As always I hope you enjoyed the read and will let me know if anything is unclear,

/Lau

Walt
2009-10-15 00:28:27
Hi, 

In the defn for web-search, "text" is an undefined symbol on line 41. 

I'm enjoying your posts alot, BTW.
Lau
2009-10-15 09:31:54
@Walt: Text is a function from enlive so you should double check your imports.

/Lau
Meikel
2009-10-15 13:57:58
&gt; I discovered an initiative to bring some of the *aesthetic qualities of OSX* to Swing.

Ok. Who are you? You are not Lau! Where is the real Lau? Are you holding him hostage? ;)
Meikel
2009-10-15 14:35:13
Some more comments on the implementation:

- *iek* (dorun (map ...))
- beware of "this" in the on-click body
- future is not equivalent to SwingUtils/invokeLater
Walt
2009-10-15 14:52:20
Ah, my enlive was too old. All works now. Thanks again.
Lau
2009-10-15 23:00:55
Hey Meikel - 

Future isn't equivalent, but in this case it serves the same purpose. And generally, (dorun/doall (map)) should be (doseq) - agreed? :)

/Lau
Meikel
2009-10-15 23:18:11
(doall (map ..)) has its uses. But (dorun (map ...)) should most likely be a doseq. Yes.
Daniel Sobral
2009-11-04 16:35:19
I'll now try to write a program in Clojure to extract those tags without knowing Clojure. I'll then evaluate it by the time it took me, and how legible I think it is without experience with Clojure.

Which isn't really fair, as I have done some Lisp before.

If you can't be bothered to learn regexp, which isn't exactly turing-complete, but it's still quite powerful, then you really shouldn't try to do stuff with it. Or criticize it.

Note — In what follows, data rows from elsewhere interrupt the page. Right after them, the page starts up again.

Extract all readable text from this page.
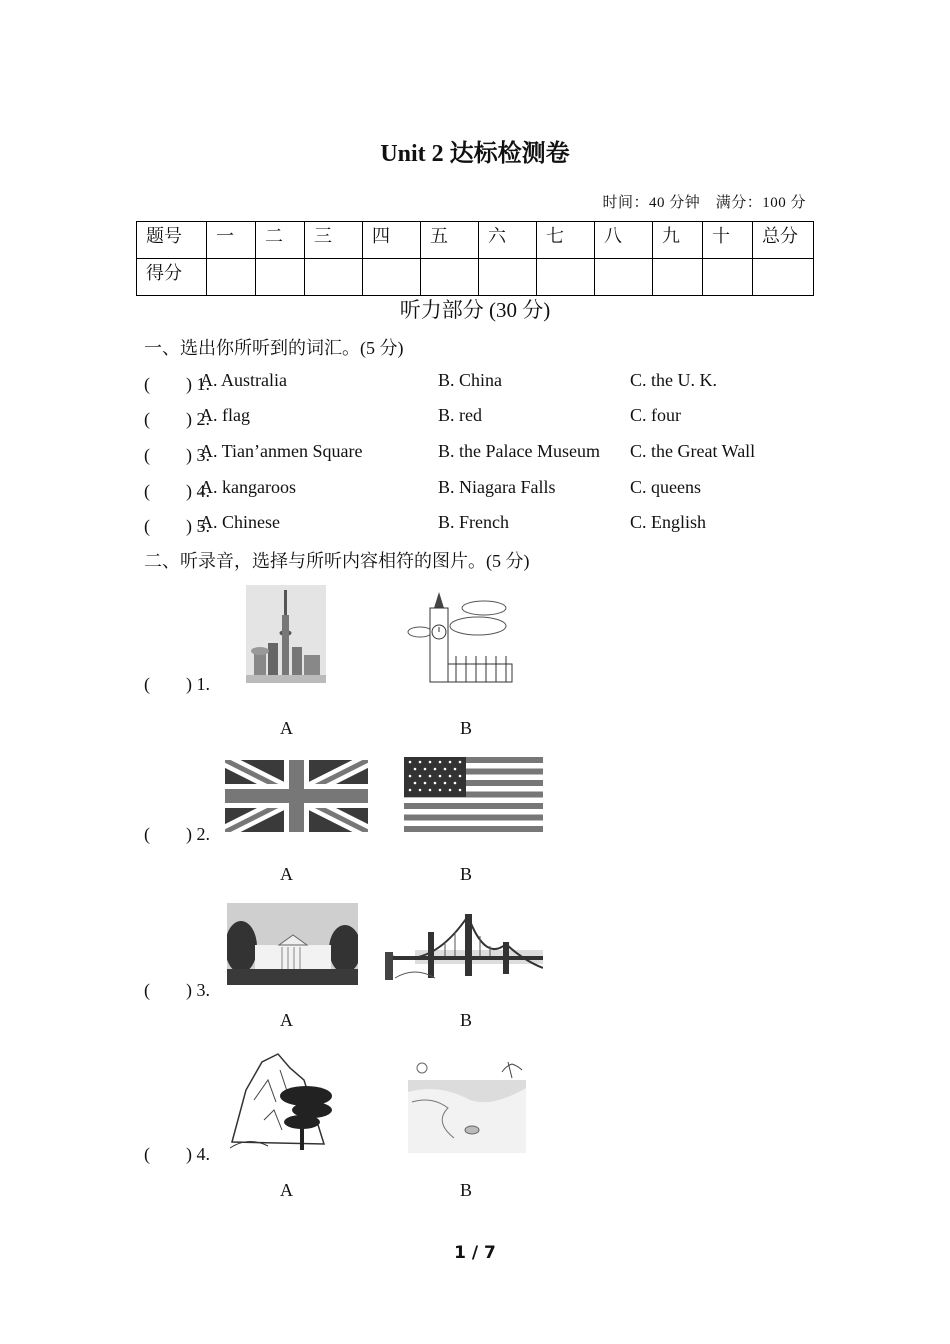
Unit 2 达标检测卷
时间：40 分钟　满分：100 分
题号	一	二	三	四	五	六	七	八	九	十	总分
得分											
听力部分 (30 分)
一、选出你所听到的词汇。(5 分)
(　　) 1.
A. Australia	B. China	C. the U. K.
(　　) 2.
A. flag	B. red	C. four
(　　) 3.
A. Tian’anmen Square	B. the Palace Museum C. the Great Wall
(　　) 4.
A. kangaroos	B. Niagara Falls	C. queens
(　　) 5.
A. Chinese	B. French	C. English
二、听录音，选择与所听内容相符的图片。(5 分)
(　　) 1.
A	B
(　　) 2.
A	B
(　　) 3.
A	B
(　　) 4.
A	B
1 / 7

If you had learned regexp, you'll know that its usefulness is searching for patterns in unstructured text (or text whose structure is not relevant to the pattern), and would never have attempted to do it.

On the other hand, if you had to get data from a site whose HTML is so broken that no JVM parser can't make tail or heads of it, like I had on one occasion, you'd be wasting your time if you tried to use anything else.
Daniel Sobral
2009-11-04 16:40:25
Oh, btw, Ruby let you do stuff with its AST, which is as powerful as Lisp macros.